Esta fue la respuesta de un conocido periodista a alguien que le pidió fuera “objetivo”, en medio de un proceso en el que todo el mundo tomaba partido.

Usaré el saber y la práctica ética de don Javier Darío Restrepo para explicar este dilema:

Una característica del periodismo es su universalidad, es decir, su permanente disposición a informar para todos, para ser creído por todos y su renuencia radical a ser identificado con grupos o partidos... En esto se funda la dignidad de la profesión, en que sirve a todos con los instrumentos de la inteligencia que son las palabras y la información. Cuando el periodista se pone al servicio de candidatos, partidos, gobiernos o religiones se autolimita y se degrada. Y en vez de hacer información, hace propaganda. A la propaganda la caracteriza su visión limitada: solo ve las cualidades de un producto, de personajes, de un gobierno y eso es lo que comunica y es incapaz de ver y difundir las debilidades, errores y limitaciones de quien le paga. Por eso, la propaganda... siempre está bordeando la indignidad de lo mercenario.
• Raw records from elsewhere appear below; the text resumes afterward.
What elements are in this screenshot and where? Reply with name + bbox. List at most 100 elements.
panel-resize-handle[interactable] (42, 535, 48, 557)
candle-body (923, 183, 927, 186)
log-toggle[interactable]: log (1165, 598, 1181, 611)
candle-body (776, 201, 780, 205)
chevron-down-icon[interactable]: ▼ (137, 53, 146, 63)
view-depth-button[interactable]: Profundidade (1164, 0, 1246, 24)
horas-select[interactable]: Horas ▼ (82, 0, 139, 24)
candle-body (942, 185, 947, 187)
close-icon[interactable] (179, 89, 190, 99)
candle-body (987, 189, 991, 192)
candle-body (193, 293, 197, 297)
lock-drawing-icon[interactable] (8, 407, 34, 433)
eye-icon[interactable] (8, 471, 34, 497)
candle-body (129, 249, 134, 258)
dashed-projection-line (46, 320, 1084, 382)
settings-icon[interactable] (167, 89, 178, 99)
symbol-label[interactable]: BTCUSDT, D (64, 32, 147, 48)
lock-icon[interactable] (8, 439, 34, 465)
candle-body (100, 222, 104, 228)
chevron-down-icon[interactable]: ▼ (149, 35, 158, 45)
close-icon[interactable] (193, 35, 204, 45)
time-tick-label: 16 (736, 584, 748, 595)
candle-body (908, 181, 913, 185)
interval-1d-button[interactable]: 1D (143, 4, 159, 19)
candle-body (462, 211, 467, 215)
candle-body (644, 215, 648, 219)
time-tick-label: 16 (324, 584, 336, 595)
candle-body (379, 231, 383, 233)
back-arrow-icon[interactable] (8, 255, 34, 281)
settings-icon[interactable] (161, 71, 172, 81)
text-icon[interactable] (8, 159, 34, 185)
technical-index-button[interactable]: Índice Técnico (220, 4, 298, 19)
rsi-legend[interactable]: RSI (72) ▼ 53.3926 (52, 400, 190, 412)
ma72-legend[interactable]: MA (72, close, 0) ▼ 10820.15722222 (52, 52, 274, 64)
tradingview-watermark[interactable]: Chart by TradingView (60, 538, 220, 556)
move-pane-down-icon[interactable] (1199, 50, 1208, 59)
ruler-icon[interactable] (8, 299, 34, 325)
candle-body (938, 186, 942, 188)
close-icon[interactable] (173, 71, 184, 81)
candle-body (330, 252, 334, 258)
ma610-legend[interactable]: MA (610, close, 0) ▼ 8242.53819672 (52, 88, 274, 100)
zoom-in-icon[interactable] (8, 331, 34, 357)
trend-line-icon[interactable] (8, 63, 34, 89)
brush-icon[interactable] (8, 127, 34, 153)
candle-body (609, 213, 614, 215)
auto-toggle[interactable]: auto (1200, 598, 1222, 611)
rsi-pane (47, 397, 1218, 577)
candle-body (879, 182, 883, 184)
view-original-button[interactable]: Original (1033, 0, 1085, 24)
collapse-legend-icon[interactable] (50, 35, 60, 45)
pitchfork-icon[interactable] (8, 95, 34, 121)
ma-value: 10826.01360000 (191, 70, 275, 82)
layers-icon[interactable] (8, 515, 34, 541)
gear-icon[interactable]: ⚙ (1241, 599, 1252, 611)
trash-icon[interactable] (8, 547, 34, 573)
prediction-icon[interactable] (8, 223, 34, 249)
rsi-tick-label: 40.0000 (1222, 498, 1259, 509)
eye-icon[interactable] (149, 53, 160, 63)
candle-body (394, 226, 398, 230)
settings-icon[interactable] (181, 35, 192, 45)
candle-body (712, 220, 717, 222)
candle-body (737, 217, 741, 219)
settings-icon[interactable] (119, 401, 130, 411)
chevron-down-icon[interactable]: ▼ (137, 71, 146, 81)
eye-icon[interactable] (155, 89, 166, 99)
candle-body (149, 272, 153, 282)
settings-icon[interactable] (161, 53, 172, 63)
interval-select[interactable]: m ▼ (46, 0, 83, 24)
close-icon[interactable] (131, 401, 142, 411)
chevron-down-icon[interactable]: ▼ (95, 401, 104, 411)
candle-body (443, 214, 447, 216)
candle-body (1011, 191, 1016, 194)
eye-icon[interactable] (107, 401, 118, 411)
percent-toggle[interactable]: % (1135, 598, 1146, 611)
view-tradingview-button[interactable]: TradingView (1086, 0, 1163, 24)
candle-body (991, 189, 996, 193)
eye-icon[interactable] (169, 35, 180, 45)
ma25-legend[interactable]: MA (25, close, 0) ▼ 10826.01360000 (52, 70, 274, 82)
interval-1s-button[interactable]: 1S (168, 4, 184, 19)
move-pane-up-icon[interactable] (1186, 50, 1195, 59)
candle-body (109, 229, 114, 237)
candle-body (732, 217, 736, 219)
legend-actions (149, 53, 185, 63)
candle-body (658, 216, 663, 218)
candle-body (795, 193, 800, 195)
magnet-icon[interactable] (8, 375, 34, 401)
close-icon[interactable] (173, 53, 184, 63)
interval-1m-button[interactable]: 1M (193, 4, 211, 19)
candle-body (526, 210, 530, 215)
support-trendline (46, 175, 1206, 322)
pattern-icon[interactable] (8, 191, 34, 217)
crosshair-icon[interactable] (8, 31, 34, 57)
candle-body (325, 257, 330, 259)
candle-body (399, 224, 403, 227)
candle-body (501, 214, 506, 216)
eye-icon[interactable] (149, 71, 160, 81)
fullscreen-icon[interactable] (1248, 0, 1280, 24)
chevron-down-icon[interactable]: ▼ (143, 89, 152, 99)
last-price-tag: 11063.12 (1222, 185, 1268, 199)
El periodismo tiene la elevada dignidad de su libertad y de no reconocer otro amo que su lector y, a través de él, a la sociedad. Además del argumento de su dignidad, el periodista alega su compromiso con la verdad, que nunca está de un solo lado...

Esta es la explicación que tiene la insistencia de los códigos en la objetividad, en la tolerancia activa frente a las ideas distintas, el rechazo de los dogmatismos y de la adhesión de medios o periodistas a facciones que limitan su universalidad.

Por eso, el único partido de Diario Libre es la verdad, aunque duela, y constituye nuestro compromiso.